The broadband service, while advertised as unlimited, does carry a fair use policy meaning it is not suitable for those wishing to download the whole Internet constantly for months on end, but should be suited to the average broadband user. Another fair use policy also covers the amount of calls made using the free calls bundled in the deal. The product carries an 18 month contract, and the Livebox is not yours to keep but is actually hired for a fee of £2.08 which is included in the £24 monthly total. A £1 surcharge is made if any payment method other than direct debit is used.
The second line featured in the product pages for Home Max is not a true second phone line, but rather a VoIP service that any normal handset can use by connecting to the Livebox.
For those who think they will find setting up the Livebox to be too much hassle, there is an option of paying £69.99 for a home visit where the service will be set-up.
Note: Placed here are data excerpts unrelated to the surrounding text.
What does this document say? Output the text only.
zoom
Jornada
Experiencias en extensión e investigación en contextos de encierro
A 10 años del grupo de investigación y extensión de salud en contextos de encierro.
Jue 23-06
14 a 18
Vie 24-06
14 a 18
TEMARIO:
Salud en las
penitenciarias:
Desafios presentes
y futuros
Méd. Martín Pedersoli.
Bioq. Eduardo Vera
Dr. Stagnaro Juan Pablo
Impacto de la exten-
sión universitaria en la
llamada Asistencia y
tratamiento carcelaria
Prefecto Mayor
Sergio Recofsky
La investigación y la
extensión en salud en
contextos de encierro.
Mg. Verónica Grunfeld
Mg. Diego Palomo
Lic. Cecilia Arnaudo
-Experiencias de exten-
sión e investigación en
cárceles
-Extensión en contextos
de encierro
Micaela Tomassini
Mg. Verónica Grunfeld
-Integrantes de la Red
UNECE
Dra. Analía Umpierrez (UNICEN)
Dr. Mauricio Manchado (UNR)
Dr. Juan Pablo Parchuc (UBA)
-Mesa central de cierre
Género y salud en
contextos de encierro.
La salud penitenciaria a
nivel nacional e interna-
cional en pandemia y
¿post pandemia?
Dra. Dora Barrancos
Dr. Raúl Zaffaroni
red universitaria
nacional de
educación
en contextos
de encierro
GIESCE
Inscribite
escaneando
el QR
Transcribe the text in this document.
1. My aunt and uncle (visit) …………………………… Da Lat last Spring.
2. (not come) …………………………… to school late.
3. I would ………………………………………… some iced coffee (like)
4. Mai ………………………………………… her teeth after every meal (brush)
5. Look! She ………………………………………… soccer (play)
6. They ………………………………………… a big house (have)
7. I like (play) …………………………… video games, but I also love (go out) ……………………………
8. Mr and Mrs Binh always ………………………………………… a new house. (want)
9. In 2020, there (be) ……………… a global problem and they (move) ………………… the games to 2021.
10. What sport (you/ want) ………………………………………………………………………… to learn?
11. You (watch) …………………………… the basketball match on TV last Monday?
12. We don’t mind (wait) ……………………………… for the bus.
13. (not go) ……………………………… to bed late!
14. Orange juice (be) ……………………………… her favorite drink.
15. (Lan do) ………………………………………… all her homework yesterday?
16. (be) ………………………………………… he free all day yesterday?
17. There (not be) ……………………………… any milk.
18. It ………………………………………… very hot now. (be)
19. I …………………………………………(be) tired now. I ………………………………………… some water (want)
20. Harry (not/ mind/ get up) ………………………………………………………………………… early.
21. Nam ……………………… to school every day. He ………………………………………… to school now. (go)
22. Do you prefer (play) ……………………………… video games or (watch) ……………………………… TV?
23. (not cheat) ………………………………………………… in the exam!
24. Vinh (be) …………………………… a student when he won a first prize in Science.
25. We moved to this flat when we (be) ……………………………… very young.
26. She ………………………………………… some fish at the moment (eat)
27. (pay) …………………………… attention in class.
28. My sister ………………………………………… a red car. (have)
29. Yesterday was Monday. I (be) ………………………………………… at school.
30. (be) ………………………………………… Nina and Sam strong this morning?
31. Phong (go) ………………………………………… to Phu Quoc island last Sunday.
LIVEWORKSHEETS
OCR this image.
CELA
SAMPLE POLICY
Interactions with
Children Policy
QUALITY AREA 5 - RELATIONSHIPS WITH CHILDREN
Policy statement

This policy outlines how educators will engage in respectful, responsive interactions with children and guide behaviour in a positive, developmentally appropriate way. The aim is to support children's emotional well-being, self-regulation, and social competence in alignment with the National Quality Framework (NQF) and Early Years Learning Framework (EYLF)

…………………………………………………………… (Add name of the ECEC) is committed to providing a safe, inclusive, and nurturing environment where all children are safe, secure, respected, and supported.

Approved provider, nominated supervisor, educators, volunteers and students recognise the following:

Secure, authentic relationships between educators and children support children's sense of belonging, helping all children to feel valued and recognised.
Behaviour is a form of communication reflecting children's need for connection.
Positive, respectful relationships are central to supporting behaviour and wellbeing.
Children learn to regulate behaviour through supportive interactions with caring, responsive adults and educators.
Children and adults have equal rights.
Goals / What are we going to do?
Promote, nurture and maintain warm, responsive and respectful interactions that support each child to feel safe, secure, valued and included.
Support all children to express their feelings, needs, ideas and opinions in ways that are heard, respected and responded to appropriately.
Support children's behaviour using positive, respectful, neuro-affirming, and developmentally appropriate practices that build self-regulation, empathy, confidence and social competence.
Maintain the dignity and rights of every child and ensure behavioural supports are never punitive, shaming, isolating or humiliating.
Orange has an online demo of how to set-up the service, so people can judge if they think they will need to get someone to do it for them. Technical and customer support is available to customers for the price of a national rate phone call (up to 7p a minute on a BT landline), but expert support for MAC OSX comes at a price of 50p a minute.
Orange does have a smaller package with a simple 6GB monthly download allowance called Home Starter costing £12 per month, which does not include telephone line rental but does include free evening and weekend calls.
The inclusion of line rental in the Home Max product does not mean Orange has switched to a full LLU service, but rather they are continuing with their shared unbundled services where available and using wholesale line rental (WLR) and CPS (Carrier Pre-Selection) to provide the line rental and calls parts of the packages. This should mean migration onto and off the service is probably smoother as the systems around shared LLU appear to be more stable.